Sunak is expected to deliver a speech in London’s financial district today.
“We will stand with Ukraine for as long as it takes," read an excerpt of his expected speech, adding: "We will maintain or increase our military aid next year. And we will provide new support for air defense.”
“Under my leadership, we won't choose the status quo. We will do things differently...," the PM is also set to assert during the upcoming speech.
Britain under PM Boris Johnson and then Liz Truss approved massive military aids to Ukraine starting with artillery systems and ammunition and continuing with air defenses.
The major weapons delivered to Ukraine so far included Advanced Medium-Range Air-to-Air Missile (AMRAAM).
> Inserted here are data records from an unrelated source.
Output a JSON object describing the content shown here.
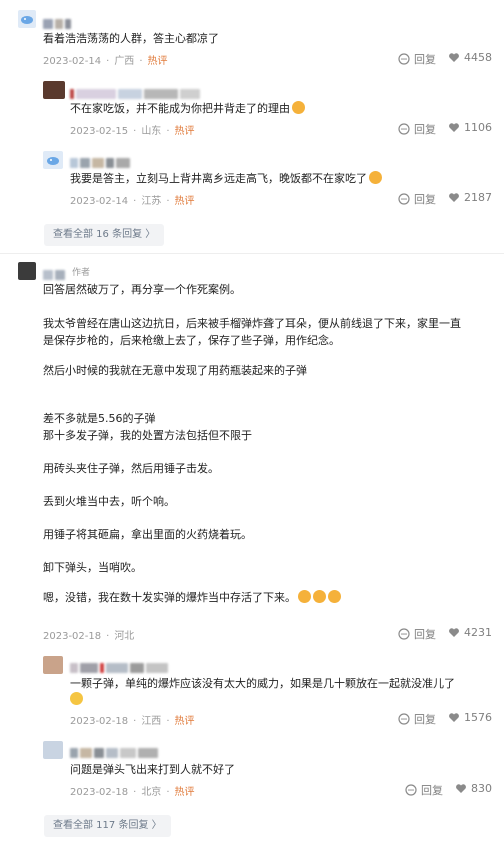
{
  "colors": {
    "hot": "#e07a3a",
    "meta": "#9a9a9a",
    "action": "#7f7f7f",
    "more_bg": "#f2f3f5",
    "more_text": "#6d7a8a"
  },
  "comment1": {
    "text": "看着浩浩荡荡的人群，答主心都凉了",
    "date": "2023-02-14",
    "location": "广西",
    "hot": "热评",
    "reply": "回复",
    "likes": "4458"
  },
  "reply1": {
    "text": "不在家吃饭，并不能成为你把井背走了的理由",
    "date": "2023-02-15",
    "location": "山东",
    "hot": "热评",
    "reply": "回复",
    "likes": "1106"
  },
  "reply2": {
    "text": "我要是答主，立刻马上背井离乡远走高飞，晚饭都不在家吃了",
    "date": "2023-02-14",
    "location": "江苏",
    "hot": "热评",
    "reply": "回复",
    "likes": "2187"
  },
  "more1": {
    "label": "查看全部 16 条回复 〉"
  },
  "comment2": {
    "author_tag": "作者",
    "lines": [
      "回答居然破万了，再分享一个作死案例。",
      "我太爷曾经在唐山这边抗日，后来被手榴弹炸聋了耳朵，便从前线退了下来，家里一直",
      "是保存步枪的，后来枪缴上去了，保存了些子弹，用作纪念。",
      "然后小时候的我就在无意中发现了用药瓶装起来的子弹",
      "差不多就是5.56的子弹",
      "那十多发子弹，我的处置方法包括但不限于",
      "用砖头夹住子弹，然后用锤子击发。",
      "丢到火堆当中去，听个响。",
      "用锤子将其砸扁，拿出里面的火药烧着玩。",
      "卸下弹头，当哨吹。",
      "嗯，没错，我在数十发实弹的爆炸当中存活了下来。"
    ],
    "date": "2023-02-18",
    "location": "河北",
    "reply": "回复",
    "likes": "4231"
  },
  "reply3": {
    "line1": "一颗子弹，单纯的爆炸应该没有太大的威力，如果是几十颗放在一起就没准儿了",
    "date": "2023-02-18",
    "location": "江西",
    "hot": "热评",
    "reply": "回复",
    "likes": "1576"
  },
  "reply4": {
    "text": "问题是弹头飞出来打到人就不好了",
    "date": "2023-02-18",
    "location": "北京",
    "hot": "热评",
    "reply": "回复",
    "likes": "830"
  },
  "more2": {
    "label": "查看全部 117 条回复 〉"
  }
}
The military aids are in addition to financial packages to Kiev. In June, the British government provided extra £1 billion to the Ukrainian government as the war continued.
On September 22, London announced $2.63 billion in military aid to Ukraine. Loan guarantees were also provided to Kiev by London.
These all aids are coming against the backdrop of an unfolding economic crisis in Britain.
This week, economists warned that the British property market could be on verge of major downturn, with some market watchers warning of a collapse in prices of up to 30 percent.
The food market is also crisis-stricken, with a growing number of Britons finding it difficult to properly feed their families.
High energy prices, elevated inflation, rising interest rates and global economic weakness mean the British economy is expected to be in recession until the middle of 2023, according to the new EY ITEM Club Autumn Forecast.
“Following a forecast 0.3% decline in GDP in Q3, the UK economy is expected to contract around 0.2% each quarter from Q4 this year through to Q2 2023, resulting in GDP falling 0.3% in 2023 as a whole. This is a significant revision from the 1% growth forecast for 2023 in the EY ITEM Club’s July Summer Forecast – although the scale of the upcoming downturn is expected to be shallow relative to previous recessions thanks, in part, to the Government’s intervention on household and business energy bills,” part of the economic forecast said.